The best performing text classifier is the LLM embeddings as they understand context. The newer one also outperforms the older one as mentioned -  the f1 score for OAI 3-small is 0.94 and for OAI ada-002 is 0.92. Interesingly, the TFIDF(1,1) outperformed GloVe and W2V which are more complex. Potential driver is that specific key words may predict better when it comes to a more basic sentimental analysis. Therefore, the more complex classifiers are having trouble when averaging 2 words which may contain both positive/negative and neutral sentiment. The worst performer is the TF-IDF Bigrams.

In [None]:
#Trying a different classifier - Decision Tree

from sklearn.tree import DecisionTreeClassifier
from sklearn.metrics import accuracy_score, precision_score, recall_score, f1_score

def evaluate_decision_tree(name, X_train, X_test, y_train, y_test):
    #max_depth=50 helps prevent the tree from over-memorizing the training data
    dt = DecisionTreeClassifier(random_state=0, max_depth=50)
    dt.fit(X_train, y_train)

    yp = dt.predict(X_test)

    print(f"--- {name} (Decision Tree) ---")
    print(f"Accuracy:  {accuracy_score(y_test, yp):.4f}")
    print(f"Precision: {precision_score(y_test, yp, zero_division=0):.4f}")
    print(f"Recall:    {recall_score(y_test, yp, zero_division=0):.4f}")
    print(f"F1 Score:  {f1_score(y_test, yp, zero_division=0):.4f}\n")

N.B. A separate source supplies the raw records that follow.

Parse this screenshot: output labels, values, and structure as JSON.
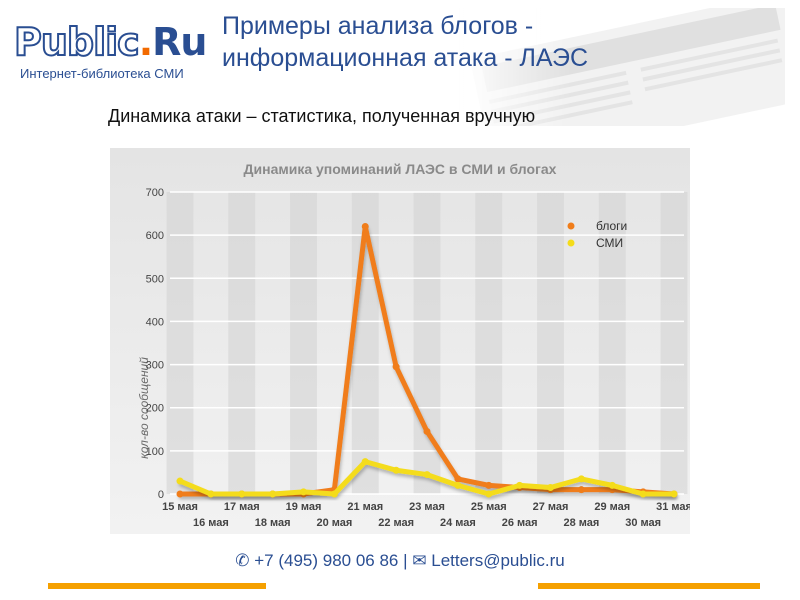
{
  "logo": {
    "main": "Public",
    "dot": ".",
    "ru": "Ru",
    "tagline": "Интернет-библиотека СМИ"
  },
  "page": {
    "title": "Примеры анализа блогов - информационная атака - ЛАЭС",
    "subtitle": "Динамика атаки – статистика, полученная вручную"
  },
  "footer": {
    "phone_icon": "phone-icon",
    "phone": "+7 (495) 980 06 86",
    "separator": "|",
    "mail_icon": "envelope-icon",
    "email": "Letters@public.ru"
  },
  "colors": {
    "brand_blue": "#2a4e92",
    "accent_orange": "#f26a00",
    "blogs": "#f07d1a",
    "media": "#f4dc1a"
  },
  "chart_data": {
    "type": "line",
    "title": "Динамика упоминаний ЛАЭС в СМИ и блогах",
    "xlabel": "",
    "ylabel": "кол-во сообщений",
    "ylim": [
      0,
      700
    ],
    "yticks": [
      0,
      100,
      200,
      300,
      400,
      500,
      600,
      700
    ],
    "grid": true,
    "legend_position": "top-right",
    "categories": [
      "15 мая",
      "16 мая",
      "17 мая",
      "18 мая",
      "19 мая",
      "20 мая",
      "21 мая",
      "22 мая",
      "23 мая",
      "24 мая",
      "25 мая",
      "26 мая",
      "27 мая",
      "28 мая",
      "29 мая",
      "30 мая",
      "31 мая"
    ],
    "series": [
      {
        "name": "блоги",
        "color": "#f07d1a",
        "values": [
          0,
          0,
          0,
          0,
          0,
          10,
          620,
          295,
          145,
          35,
          20,
          15,
          10,
          10,
          10,
          5,
          0
        ]
      },
      {
        "name": "СМИ",
        "color": "#f4dc1a",
        "values": [
          30,
          0,
          0,
          0,
          5,
          0,
          75,
          55,
          45,
          20,
          0,
          20,
          15,
          35,
          20,
          0,
          0
        ]
      }
    ]
  }
}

#Here we apply the function to our already existing variables

#TF-IDF Unigrams
evaluate_decision_tree("TF-IDF (1,1)", Xtr1, Xte1, y_train, y_test)

#LSA
evaluate_decision_tree("LSA (SVD)", Xtr_s, Xte_s, y_train, y_test)

#Word2Vec
evaluate_decision_tree("Word2Vec", Xtr_w2v, Xte_w2v, y_train, y_test)

#OpenAI Embeddings
if 'Etr2' in globals():
    evaluate_decision_tree("OpenAI 3-small", Etr2, Ete2, y_train, y_test)

--- TF-IDF (1,1) (Decision Tree) ---
Accuracy:  0.7056
Precision: 0.6997
Recall:    0.7286
F1 Score:  0.7138

--- LSA (SVD) (Decision Tree) ---
Accuracy:  0.7280
Precision: 0.7231
Recall:    0.7460
F1 Score:  0.7344

--- Word2Vec (Decision Tree) ---
Accuracy:  0.6464
Precision: 0.6506
Recall:    0.6444
F1 Score:  0.6475

--- OpenAI 3-small (Decision Tree) ---
Accuracy:  0.7888
Precision: 0.7859
Recall:    0.7984
F1 Score:  0.7921



It can be seen that the decision tree classifier generated lower results across all measures compared to the logistic regression. The logistic regression looks at all features simultaneously to separate positive from negative. On the other hand, decision trees look at features one by one. It tries to separate the data, which is harder in high dimensions. Nevertheless, we see that the best results are again generated by the OpenAI embedding.